It’s now been four consecutive years of losing seasons on the North Side of Chicago.
If what Cubs chairman Tom Ricketts told the Chicago Sun-Times Wednesday is true, don’t expect this to change anytime soon.
Ricketts was adamant that no major moves were in the works to change the direction the team has taken over the past several seasons. There’s only one way that the Cubs are going to improve, and according to Ricketts, it’s building from the ground up.
“You just can’t throw money at the problem,” Ricketts told the Sun-Times. “We have to build the organization from the ground up. And that’s what we’re doing right now.”
With this statement, Ricketts is showing powerful support for the vision the Cubs’ President of Baseball Operations, Theo Epstein, has laid forth in recent years; building a sustainable roster that will not only make Chicago competitive in the near future, but for years to come.
He also touched on the issue of the team’s debt, which was incurred when the Ricketts family purchased the team from Sam Zell.
A recent Forbes report placed the team’s debt at some $580 million – the most of any Major League Baseball organization.
The next step for the organization, is clear, according to Ricketts. It must increase revenue streams in order to field a competitive team. A major portion of this step was finalized recently when the Wrigley Field renovation plan was approved by the Chicago City Council. However, the largest segment of that – increased outfield signage and a video board behind the left field bleachers – still faces considerable hurdles from rooftop owners who are in the midst of a contract with the Cubs.
“On the business side, we have to continue to develop more revenue lines so that we can have more financial flexibility in the future,” said Ricketts. “We’re doing that with stadium renovations and other media contracts that are coming up in the future.”
The media contracts in question revolve around whether or not the Cubs will renew a longstanding deal with WGN for television rights.
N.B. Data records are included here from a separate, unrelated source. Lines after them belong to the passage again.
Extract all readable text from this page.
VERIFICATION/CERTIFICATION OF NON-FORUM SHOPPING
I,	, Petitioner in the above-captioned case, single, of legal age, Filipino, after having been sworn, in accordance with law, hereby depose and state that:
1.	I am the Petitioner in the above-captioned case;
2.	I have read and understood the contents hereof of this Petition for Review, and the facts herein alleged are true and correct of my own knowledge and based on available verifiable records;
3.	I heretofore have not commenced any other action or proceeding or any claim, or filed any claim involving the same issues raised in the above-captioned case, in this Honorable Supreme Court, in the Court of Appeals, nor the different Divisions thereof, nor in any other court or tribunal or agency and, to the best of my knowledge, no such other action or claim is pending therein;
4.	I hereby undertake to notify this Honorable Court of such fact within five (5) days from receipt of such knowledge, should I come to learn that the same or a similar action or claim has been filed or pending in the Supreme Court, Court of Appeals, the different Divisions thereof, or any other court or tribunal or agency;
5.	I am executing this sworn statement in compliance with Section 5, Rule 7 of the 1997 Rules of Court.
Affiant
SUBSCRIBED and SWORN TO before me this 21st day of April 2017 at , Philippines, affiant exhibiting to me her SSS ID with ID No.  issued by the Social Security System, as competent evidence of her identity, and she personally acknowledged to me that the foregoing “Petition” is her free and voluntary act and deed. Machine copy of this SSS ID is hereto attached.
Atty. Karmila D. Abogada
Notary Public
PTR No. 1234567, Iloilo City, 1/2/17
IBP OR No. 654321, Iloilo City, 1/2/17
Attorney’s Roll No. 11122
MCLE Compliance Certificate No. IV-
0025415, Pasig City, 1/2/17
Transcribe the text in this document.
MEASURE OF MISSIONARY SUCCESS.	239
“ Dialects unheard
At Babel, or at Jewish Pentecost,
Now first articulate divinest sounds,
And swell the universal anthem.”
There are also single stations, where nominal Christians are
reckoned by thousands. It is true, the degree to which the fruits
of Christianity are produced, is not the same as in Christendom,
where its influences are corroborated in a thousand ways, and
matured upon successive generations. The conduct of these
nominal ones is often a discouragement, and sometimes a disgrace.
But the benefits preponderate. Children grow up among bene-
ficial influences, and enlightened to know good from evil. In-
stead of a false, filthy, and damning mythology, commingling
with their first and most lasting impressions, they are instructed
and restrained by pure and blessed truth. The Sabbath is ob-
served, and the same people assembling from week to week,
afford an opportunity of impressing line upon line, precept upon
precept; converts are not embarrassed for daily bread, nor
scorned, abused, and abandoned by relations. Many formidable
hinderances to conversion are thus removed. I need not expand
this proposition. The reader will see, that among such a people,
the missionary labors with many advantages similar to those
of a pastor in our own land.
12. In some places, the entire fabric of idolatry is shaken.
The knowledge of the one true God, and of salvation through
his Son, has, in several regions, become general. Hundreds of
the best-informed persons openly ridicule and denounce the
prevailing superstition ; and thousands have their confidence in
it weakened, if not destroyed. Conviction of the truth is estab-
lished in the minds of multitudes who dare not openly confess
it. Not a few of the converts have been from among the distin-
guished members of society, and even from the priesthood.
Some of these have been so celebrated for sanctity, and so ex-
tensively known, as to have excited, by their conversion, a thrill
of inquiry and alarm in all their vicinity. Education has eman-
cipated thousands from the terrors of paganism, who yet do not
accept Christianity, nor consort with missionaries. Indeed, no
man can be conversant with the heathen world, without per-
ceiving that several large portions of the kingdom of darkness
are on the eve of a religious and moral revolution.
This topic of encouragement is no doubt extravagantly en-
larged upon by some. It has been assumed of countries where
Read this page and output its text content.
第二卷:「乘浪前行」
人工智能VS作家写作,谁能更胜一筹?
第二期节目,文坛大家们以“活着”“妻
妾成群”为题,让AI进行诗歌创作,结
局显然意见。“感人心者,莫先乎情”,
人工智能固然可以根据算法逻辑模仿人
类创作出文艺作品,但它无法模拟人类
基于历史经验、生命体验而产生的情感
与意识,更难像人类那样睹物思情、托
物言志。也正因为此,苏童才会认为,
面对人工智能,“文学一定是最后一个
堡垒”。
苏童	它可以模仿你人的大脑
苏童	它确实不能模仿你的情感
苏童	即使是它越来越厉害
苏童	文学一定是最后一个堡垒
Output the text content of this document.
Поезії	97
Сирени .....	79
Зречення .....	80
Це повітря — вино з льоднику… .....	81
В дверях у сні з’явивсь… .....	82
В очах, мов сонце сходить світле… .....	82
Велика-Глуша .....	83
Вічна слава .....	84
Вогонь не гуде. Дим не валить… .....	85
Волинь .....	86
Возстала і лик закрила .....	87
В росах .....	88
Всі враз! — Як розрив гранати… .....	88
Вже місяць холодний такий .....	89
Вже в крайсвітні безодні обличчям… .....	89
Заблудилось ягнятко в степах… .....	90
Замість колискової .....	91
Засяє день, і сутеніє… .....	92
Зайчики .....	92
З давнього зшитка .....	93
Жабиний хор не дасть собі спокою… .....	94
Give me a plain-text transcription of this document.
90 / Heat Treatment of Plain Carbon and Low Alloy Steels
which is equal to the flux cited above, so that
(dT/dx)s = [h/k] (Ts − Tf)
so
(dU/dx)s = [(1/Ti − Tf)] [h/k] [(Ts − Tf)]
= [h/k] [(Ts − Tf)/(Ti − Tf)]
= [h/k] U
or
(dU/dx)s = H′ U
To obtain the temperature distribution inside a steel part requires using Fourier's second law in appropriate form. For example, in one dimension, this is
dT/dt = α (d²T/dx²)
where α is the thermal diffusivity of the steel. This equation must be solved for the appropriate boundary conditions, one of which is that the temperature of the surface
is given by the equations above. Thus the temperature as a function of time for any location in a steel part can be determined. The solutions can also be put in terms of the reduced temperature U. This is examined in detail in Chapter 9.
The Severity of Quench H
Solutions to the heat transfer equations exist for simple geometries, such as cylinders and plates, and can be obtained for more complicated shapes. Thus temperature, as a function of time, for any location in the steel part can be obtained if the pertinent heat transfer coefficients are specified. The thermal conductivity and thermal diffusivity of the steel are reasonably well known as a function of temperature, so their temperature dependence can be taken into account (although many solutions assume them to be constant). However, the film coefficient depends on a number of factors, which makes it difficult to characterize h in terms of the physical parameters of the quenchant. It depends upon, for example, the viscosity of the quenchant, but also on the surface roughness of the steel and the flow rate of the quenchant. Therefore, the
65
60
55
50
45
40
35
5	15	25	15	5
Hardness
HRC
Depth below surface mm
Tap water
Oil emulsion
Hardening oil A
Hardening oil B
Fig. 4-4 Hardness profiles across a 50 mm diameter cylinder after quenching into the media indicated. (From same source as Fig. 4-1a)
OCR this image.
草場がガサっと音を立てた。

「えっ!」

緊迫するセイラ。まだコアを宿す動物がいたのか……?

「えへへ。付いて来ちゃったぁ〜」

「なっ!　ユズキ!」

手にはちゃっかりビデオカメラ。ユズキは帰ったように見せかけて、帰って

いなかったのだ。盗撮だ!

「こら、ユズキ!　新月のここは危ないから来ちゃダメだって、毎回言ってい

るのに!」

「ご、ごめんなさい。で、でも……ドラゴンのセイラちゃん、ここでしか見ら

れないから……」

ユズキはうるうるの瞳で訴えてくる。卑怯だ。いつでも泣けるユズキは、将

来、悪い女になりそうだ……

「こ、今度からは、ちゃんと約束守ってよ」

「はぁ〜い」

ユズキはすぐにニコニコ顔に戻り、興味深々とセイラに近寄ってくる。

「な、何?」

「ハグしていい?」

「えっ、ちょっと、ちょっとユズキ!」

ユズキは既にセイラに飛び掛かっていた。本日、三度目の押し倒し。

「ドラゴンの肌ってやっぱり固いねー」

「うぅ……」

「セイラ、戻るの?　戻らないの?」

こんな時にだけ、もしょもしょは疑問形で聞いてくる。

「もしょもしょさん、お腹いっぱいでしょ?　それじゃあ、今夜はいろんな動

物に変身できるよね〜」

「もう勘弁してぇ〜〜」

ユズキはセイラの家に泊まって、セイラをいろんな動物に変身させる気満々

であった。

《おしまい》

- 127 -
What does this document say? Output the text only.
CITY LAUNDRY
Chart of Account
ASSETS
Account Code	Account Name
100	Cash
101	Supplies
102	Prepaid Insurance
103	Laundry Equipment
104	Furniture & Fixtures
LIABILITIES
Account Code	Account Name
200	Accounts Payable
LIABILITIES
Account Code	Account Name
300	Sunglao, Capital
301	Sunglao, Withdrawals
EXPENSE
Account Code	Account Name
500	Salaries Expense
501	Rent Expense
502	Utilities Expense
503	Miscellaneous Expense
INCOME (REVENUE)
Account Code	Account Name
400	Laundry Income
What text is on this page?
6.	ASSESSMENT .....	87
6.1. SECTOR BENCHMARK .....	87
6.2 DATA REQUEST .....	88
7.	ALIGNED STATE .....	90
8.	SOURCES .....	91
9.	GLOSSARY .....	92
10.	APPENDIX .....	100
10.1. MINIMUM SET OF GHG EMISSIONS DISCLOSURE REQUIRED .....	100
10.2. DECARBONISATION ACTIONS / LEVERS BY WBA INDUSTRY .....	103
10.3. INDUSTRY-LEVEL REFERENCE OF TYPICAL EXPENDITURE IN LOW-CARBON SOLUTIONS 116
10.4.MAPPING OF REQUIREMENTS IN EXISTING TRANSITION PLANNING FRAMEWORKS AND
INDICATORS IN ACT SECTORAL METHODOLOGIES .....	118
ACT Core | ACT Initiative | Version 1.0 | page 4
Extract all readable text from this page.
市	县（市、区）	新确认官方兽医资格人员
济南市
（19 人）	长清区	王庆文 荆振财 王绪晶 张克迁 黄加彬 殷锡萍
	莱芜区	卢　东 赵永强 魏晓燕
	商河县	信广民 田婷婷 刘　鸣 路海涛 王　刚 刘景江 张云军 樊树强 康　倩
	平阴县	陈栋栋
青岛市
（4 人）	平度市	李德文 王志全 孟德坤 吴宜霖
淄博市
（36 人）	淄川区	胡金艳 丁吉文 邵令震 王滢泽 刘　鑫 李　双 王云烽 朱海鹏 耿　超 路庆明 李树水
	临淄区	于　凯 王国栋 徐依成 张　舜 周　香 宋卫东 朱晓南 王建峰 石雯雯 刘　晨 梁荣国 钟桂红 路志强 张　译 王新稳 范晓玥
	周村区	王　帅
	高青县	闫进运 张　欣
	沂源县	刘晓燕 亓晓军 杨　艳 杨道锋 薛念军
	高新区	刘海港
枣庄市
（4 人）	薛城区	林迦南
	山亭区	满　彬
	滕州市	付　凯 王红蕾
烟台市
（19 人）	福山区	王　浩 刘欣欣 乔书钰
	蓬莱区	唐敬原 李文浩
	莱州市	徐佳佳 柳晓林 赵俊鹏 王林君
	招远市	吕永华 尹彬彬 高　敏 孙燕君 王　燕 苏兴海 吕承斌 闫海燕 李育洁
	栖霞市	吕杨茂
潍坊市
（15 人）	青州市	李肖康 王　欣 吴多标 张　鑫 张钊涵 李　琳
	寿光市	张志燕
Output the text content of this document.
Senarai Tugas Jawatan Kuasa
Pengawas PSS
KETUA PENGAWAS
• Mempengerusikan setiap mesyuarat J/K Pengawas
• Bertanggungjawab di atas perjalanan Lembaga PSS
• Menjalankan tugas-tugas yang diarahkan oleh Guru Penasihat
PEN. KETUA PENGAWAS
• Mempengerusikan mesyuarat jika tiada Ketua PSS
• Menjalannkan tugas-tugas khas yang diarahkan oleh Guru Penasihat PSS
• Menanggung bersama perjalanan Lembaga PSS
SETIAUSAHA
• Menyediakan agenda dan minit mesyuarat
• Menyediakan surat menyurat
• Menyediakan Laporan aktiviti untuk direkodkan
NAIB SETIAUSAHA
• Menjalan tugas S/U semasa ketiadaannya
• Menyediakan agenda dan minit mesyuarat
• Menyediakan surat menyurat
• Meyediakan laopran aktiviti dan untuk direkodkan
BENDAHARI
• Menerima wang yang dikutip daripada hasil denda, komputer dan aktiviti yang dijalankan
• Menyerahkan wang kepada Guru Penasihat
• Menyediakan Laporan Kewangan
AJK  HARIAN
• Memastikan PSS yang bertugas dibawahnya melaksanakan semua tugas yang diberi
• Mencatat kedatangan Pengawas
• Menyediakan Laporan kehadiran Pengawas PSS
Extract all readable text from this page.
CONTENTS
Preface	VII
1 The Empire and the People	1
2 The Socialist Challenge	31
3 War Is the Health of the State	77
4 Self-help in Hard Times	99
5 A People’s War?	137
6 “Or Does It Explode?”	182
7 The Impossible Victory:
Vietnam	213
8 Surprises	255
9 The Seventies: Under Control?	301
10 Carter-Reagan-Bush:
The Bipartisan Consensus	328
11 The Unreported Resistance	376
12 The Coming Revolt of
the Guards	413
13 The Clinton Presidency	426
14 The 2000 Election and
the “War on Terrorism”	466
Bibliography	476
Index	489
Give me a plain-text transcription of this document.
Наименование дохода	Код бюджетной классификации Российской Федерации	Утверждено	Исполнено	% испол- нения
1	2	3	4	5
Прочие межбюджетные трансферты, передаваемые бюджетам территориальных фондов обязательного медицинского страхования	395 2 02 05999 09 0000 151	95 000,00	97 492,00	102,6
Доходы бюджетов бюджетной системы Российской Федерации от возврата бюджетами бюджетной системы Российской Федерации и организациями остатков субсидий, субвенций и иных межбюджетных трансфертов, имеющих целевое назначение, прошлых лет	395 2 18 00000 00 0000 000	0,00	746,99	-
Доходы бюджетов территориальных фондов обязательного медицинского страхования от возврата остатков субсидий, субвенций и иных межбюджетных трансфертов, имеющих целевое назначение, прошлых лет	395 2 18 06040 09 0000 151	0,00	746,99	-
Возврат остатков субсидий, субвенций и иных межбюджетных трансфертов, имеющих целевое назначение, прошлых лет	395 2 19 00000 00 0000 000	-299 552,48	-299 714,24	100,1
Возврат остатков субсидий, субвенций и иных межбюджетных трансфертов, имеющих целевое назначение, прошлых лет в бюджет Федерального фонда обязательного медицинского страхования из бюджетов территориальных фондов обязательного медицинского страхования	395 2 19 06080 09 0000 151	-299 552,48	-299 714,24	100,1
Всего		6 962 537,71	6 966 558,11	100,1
Some rumors have indicated the possibility of a Cubs Network, but the validity of that remains to be seen.
With most of the top-tier talent in the organization still in the lower levels of the minor league system, Chicago is likely at least two more seasons from having a legitimate shot at the postseason. By 2015, with the likes of Javier Baez, Albert Almora, Jorge Soler and Kris Bryant near-ready, this will be a vastly improved club that takes the field each day.
“The fact is, we’re doing it the right way. We have the best leaders in our baseball organization, the smartest guys. It’s one step at a time. And we’re getting better.”